Stop Trivialising Folk Heroes, Part 2 - Robin Hood and King Arthur.


The second part in Reecey of Nine Over Five's two part guest post. Part One can be found here.

Stop Trivialising Folk Heroes
Part 2 - Robin Hood and King Arthur.

Guest post by Reecey.


So, as mentioned in the last post, King Arthur is a Celtic folk hero reflecting the struggles of the Welsh against the Saxons.

Unlike Boudica, we’re not sure this man actually existed.

He may be like Jesus in that there was a man of that name who lived in that time and did some of the things we commonly believe he did, but has been so heavily mythologised that what we think of now definitely wasn’t real.

A lot of folk heroes, legendary characters and religious figures are like that.

Jesus is a good thing to bring up here because there is a strong religious bent to the Matter of Britain. The Holy Grail, the iron spear, and Sir Galahad, are examples of Christian imagery that has been worked into the Celtic legends of King Arthur.
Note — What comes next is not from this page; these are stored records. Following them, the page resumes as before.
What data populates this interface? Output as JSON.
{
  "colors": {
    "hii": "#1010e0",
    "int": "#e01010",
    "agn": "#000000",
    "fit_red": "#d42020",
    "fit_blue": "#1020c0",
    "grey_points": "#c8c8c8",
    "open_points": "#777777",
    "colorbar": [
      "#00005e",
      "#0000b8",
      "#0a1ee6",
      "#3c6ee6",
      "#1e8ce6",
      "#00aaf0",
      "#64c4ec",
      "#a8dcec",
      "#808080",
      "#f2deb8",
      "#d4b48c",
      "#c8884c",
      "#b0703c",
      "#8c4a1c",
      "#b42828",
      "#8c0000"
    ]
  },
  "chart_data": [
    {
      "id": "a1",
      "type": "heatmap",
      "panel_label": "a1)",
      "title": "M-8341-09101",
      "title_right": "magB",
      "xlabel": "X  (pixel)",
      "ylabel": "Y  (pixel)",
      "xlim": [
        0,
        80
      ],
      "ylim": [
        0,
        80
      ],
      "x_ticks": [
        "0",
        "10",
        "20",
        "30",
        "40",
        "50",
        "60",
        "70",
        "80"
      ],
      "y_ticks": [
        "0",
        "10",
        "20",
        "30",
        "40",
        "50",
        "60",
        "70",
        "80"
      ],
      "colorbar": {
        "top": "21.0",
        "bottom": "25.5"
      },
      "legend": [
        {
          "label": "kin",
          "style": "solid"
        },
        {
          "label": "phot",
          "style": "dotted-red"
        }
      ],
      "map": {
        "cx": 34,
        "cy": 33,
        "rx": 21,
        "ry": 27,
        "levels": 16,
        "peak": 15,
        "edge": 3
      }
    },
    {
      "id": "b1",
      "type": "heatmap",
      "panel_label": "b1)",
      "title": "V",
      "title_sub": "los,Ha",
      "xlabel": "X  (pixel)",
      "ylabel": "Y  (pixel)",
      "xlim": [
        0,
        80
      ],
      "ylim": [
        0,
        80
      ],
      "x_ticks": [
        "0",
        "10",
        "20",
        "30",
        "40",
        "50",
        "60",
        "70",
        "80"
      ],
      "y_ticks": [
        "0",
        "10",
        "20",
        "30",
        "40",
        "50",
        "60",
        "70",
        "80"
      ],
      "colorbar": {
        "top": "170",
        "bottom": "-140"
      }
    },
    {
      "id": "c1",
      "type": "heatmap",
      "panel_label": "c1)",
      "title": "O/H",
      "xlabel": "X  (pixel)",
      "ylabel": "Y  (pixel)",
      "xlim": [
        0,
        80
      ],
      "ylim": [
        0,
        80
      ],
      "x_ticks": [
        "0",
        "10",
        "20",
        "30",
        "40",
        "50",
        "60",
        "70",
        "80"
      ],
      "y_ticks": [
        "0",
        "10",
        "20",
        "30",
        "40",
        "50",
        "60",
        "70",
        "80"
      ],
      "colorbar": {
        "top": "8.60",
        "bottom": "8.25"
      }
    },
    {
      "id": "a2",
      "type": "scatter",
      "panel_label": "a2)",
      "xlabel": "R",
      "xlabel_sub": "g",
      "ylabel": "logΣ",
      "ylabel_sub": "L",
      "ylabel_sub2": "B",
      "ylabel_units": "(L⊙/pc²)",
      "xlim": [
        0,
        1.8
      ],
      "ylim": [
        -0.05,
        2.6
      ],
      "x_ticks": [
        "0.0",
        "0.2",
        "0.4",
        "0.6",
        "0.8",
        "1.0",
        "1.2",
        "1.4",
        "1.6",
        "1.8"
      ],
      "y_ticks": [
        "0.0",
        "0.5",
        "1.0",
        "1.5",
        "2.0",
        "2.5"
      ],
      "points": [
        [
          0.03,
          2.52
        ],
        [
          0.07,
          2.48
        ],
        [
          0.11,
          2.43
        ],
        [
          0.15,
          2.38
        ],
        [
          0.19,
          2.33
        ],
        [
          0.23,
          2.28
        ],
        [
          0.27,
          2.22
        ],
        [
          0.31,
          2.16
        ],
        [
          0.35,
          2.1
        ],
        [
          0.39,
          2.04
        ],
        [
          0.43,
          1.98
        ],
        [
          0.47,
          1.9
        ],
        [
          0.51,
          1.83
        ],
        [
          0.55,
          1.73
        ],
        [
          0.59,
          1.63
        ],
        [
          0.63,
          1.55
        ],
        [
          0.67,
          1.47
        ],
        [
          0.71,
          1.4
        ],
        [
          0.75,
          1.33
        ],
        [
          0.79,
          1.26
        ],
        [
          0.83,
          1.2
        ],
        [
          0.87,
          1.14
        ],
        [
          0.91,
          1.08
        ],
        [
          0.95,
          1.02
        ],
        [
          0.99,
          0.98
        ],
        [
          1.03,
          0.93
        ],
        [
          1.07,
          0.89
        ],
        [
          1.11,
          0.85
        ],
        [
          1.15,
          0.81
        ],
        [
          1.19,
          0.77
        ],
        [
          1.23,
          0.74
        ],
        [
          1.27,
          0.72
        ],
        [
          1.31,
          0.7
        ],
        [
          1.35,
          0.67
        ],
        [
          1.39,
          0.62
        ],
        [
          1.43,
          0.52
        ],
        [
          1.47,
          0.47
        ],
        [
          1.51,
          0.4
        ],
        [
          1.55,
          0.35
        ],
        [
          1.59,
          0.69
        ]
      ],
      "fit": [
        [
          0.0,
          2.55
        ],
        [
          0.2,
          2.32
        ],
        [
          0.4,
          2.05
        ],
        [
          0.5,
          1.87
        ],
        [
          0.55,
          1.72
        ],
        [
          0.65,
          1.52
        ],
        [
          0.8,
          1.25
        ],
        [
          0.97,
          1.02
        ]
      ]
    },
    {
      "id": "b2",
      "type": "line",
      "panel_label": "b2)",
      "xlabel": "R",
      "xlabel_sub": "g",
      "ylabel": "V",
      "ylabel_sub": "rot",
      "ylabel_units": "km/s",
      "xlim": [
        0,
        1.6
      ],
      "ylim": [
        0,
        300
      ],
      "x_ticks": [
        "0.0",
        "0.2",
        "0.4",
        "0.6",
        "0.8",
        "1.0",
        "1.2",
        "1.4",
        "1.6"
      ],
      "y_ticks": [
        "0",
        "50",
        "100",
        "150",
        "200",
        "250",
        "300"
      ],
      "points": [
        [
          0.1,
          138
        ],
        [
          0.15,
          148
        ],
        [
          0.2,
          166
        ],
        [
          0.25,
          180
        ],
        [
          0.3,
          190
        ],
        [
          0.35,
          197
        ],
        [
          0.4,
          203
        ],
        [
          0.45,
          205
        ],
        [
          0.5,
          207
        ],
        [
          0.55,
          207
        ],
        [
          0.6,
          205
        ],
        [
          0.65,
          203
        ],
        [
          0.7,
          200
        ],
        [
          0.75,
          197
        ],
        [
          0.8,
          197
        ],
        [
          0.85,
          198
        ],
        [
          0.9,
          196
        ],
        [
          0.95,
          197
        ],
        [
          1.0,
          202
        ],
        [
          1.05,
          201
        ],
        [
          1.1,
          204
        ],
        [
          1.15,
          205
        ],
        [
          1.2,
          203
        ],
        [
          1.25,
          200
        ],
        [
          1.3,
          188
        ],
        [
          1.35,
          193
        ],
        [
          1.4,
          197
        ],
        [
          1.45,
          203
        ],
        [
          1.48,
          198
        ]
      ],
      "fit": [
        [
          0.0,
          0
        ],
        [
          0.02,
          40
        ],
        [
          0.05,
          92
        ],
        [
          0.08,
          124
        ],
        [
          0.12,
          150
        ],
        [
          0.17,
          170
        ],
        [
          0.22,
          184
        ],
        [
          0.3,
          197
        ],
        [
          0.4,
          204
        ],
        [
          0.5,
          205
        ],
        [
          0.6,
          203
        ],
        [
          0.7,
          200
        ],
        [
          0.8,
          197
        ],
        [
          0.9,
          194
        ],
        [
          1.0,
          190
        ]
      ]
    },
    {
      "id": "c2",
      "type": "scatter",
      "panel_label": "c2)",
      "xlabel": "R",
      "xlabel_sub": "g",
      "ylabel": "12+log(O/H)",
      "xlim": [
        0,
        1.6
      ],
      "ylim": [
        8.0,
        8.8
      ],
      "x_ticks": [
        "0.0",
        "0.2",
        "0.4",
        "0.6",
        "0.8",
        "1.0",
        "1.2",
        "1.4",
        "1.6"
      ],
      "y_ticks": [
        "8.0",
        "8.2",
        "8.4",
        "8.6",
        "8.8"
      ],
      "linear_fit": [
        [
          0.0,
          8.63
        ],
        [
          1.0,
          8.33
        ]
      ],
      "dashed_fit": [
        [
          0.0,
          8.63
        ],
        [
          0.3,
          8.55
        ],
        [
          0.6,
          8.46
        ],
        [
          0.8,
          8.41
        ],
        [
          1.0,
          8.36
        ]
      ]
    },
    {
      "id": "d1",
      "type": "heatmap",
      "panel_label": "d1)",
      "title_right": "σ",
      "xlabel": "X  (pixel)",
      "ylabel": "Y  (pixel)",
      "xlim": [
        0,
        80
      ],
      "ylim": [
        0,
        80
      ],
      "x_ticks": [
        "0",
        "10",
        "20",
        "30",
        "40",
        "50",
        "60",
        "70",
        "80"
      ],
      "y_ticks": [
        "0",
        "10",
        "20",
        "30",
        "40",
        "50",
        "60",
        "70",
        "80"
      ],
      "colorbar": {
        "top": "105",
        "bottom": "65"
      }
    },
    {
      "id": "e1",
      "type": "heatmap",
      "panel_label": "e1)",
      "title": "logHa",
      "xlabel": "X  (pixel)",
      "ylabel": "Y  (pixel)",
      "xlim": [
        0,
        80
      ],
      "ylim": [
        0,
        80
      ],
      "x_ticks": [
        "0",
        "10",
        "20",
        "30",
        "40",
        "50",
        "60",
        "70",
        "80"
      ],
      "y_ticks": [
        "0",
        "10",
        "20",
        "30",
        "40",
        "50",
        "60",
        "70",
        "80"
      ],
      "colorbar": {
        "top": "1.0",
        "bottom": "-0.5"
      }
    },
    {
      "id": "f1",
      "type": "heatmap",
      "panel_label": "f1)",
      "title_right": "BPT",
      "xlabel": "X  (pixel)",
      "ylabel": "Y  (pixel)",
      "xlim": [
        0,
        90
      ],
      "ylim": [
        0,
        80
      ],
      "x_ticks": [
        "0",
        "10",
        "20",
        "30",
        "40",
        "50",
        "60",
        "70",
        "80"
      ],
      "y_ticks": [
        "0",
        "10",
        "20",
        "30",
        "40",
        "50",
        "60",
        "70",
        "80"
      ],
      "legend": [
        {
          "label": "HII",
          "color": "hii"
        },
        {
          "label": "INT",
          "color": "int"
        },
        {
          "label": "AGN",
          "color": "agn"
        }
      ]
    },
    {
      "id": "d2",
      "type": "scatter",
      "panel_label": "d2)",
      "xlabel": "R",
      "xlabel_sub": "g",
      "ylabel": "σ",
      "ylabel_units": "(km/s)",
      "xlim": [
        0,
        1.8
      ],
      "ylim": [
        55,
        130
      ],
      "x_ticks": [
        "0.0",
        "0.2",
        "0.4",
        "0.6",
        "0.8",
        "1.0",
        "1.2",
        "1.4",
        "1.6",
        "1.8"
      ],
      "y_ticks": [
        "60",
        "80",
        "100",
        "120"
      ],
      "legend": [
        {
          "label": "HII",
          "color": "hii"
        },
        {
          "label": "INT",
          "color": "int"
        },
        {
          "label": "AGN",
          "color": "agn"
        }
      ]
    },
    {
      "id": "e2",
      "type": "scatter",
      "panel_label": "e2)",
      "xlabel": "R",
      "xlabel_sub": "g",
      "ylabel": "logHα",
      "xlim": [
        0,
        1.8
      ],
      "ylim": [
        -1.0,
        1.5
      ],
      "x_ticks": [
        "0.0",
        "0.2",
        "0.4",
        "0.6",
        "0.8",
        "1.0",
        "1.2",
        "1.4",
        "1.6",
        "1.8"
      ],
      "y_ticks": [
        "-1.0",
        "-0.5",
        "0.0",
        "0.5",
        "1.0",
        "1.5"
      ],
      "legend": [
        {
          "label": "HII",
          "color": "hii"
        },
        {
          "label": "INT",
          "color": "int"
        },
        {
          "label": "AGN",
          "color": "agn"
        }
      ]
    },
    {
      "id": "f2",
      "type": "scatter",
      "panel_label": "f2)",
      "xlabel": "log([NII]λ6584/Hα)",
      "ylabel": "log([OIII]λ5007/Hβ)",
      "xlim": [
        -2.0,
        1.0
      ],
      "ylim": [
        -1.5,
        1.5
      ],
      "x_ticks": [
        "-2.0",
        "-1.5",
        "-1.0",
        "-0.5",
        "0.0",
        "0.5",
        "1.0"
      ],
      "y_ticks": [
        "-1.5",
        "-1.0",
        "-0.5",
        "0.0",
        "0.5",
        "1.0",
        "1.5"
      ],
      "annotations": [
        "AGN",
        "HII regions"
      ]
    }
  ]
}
The pseudo-religious nature of these legends only adds weight to the argument that you shouldn’t treat the tales of King Arthur and his knights like they’re fairy tales.

The biggest reason why you shouldn’t is that, once again, trivialising tales of a native ruler resisting an invading force is an awful thing to do. Particularly in this case because the invading force ultimately won.

I live in Angle-land, not Logres for a reason.

We call Cymru ‘Wales’ because, to the invading Anglo-Saxons, they were foreigners.

The ethnic struggles of the Celts/Welsh are obviously woven throughout all of these legends.

One such example is of the dragons fighting in the foundations of a castle in Merlin’s youth. One white and one red.

The Welsh flag. They also have 'We serve the red dragon' written on some of their coins.

Trivialising King Arthur to the level of a fairy tale is trivialising the efforts and tales of a people resisting invasion only to ultimately lose.

Why does that sound so familiar?

(I brought Native Americans up in my previous post for a reason.)

Robin Hood is a somewhat similar story, although the context is different from Boudica and King Arthur.

Our problem is still an ethnic one, this time between the Saxons and the invading Normans.

I won’t get into the messy details of the Norman invaders as 1066 and the run up to it are largely irrelevant to the point I’m making.

Robin Hood is a Saxon folk hero that started emerging a few decades later anyway, along with his contemporary folk hero Ivanhoe, he represents the struggle of the oppressed majority of Saxons.

Saxon culture was largely overwritten by Norman culture. We saw a shift from German derived names to French derived ones in a mere matter of decades.

Robin Hood robbed the rich and gave to the poor.

In this case the ‘rich’ were largely Norman and the ‘poor’ were almost exclusively Saxon.

Once again this is an ethnic struggle.

Hmm, class and wealth distinctions based along ethnic lines with an overwriting culture thrown into the mix?

That sounds a bit familiar too, doesn’t it?

Now, I’m aware that the comparisons I’m making aren’t perfect, but the fact remains that the circumstances in these folk tales, legends and histories do reflect the problems of that people in other places and other times have had, and do have, to this day.

Trivialising these stories to the level of fairy tales is taking stories that people may feel can represent them and turning them into boy meets girl stories designed to sell toys. Which is a dick move to say the least.

On top of all of those problems, there’s an additional problem.

When I talk about King Arthur and Robin Hood being trivialised to the level of fairy tales, I’m specifically thinking of Once Upon a Time and Ever After High.

American properties made by Americans aimed at Americans.

These are British folk tales of varying origins being taken, stripped of their original meaning and context and being called fairy tales by Americans. (In the case of Ryse, this is Germans taking a British historical figure and stripping her of her original meaning and context to sell to Americans).

There’s a heavy level of that propaganda that Murphy talked about in his Is The USA a Classic Dystopia editorial involved here.

These folk heroes are British, there is no mistake about that. They are made for and by British people to represent some struggle within their lives that they were experiencing.

In the case of Boudica, this was a real British woman.

When it comes to Robin Hood representing class struggle, we still are experiencing those problems even if they aren’t ethnically derived as they once were.

They reflect us. Both our struggles and inherent aspects of our culture.

For example, Robin Hood used a bow. For a long time men in England were required to learn how to use and to practice using a bow by law. The use of the longbow was crucial to various military victories, such as Agincourt and Crecy, and the imagery of the bowman was used all the way up until World War I to comfort and embolden people.

But they don’t just reflect us, they shaped us.

Arthurian legend, the tales of Robin Hood and the history of Boudica helped shape our culture and who we are today.

When these stories are taken and trivialised, watered down to the level of Disney Princesses for American audiences, our culture is being trivialised.

Americans rewriting folk heroes as fairy tale characters or one dimensional villains only serves to take something that speaks to and for a different culture and repackage it as something that is palatable to them. Something non-threatening.

Something that takes Britain and presents it in the fetishised state they like to think that it is really like.

By all means, enjoy our folk tales and take inspiration from our folk heroes.

But remember who they represent and who they are for and treat them, and us, with some respect.